И не было понятно чего.
Однако, поддалась ли она животным позывам тела, пропагандистских речей о том, что любовь ашикаби даст сэкирэй сил, или же той энергии, что медленно, капля за каплей, без тех резких скачков, из-за которых сэкирэй «пробуждаются», активируя норито и тут же впустую сжигая полученную энергию, вливалась в неё с каждым их контактом, уводя «мутацию» в иное, более глубокое и извилистое, русло, — было ни для Энтони, ни для Карасубы сколь-либо важным, ведь: «И пусть весь мир подождёт.»

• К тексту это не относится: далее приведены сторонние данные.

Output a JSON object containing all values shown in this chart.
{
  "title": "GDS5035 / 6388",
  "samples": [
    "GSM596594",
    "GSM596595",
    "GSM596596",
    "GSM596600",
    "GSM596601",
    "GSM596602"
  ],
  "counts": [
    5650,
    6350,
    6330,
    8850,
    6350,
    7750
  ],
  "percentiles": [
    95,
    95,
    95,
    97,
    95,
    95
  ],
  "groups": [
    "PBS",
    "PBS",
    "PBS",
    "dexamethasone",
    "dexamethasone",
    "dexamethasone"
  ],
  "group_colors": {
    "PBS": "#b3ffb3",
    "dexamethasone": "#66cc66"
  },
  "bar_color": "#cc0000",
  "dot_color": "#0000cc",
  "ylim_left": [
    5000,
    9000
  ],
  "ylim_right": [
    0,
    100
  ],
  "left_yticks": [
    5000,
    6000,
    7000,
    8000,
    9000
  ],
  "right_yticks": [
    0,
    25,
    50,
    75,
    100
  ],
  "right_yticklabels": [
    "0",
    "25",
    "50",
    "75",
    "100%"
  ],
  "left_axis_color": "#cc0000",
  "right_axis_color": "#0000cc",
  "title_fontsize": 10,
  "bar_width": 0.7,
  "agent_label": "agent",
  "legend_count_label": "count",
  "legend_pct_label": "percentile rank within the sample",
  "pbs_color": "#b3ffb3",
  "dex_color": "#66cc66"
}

Просторная душевая кабинка, словно погружающая небольшой участок пространства в тропический ливень, давала достаточно простора для манёвра — Карасуба, напрягши мышцы, извернулась в не такой уж крепкой хватке Энтони, прислоняя своё лицо к его, и, немного привстав на носочки, ощущая гуляющие по спине руки, своими руками направляя член парня к своему лону.
В следующий момент, уже будучи прижатой к стене, она испускает громкий стон прямо в губы Уэбба — их уста так и не разомкнулись, а сомкнутые веки говорили не то о глубокой задумчивости, не то о наслаждении процессом, не то о сосредоточении на собственном «Я».
Последовали мягкие толчки — то, чему десяток часов назад вовсе не было места.
Через десяток минут — когда перестало хватать воздуха в лёгких, они на мгновения разорвали поцелуй, опуская лица вниз — дабы струи воды не попали в лёгкие вместе с жадными вздохами — и вновь начали глубокий, «французский», поцелуй.
И только сейчас Карасуба задумалась над теми бесконечными шрамами, что буквально усеивали тело её ашикаби — не иначе, как неким чудом обходя привлекательное лицо, однако, в том числе, наличествуя и на шее, а несколько и вовсе словно были скрыты под объёмной чёрной шевелюрой.
И, начав осмысленно изучать те, она в шоке распахнула глаза, пытаясь преждевременно разорвать поцелуй — она поняла то, что очень многие из них, скорее, должны принадлежать восставшему из могилы мертвецу, чьи внутренние раны каким-то чудом зажили, но кожа несла на себе рубцы фатальных даже для сэкирэй ран!
Чего только стоит факт, что в пространстве между рёбер на спине — множество — десятки, а, возможно — и даже сотни — рубцы от колющих ударов, явно неограничившихся простым рассечением кожи и мышц, а по позвоночнику (и рядом с ним) — несколько огромных рубцов, словно какой-то неаккуратный хирург топором сначала вскрыл позвонки, а потом и вовсе — хотел вырезать позвонки!
И это только те раны, что, на ощупь, были не то, что смертельными — а нанесены были не то практикующим, но не очень аккуратным, хирургом на операционном столе, не то ударами в спину от невероятных в своём мастерстве воинов.
А уж всяких на ощупь то ли не столь умелых, то ли не столь удачливых ударов — и вовсе было не счесть.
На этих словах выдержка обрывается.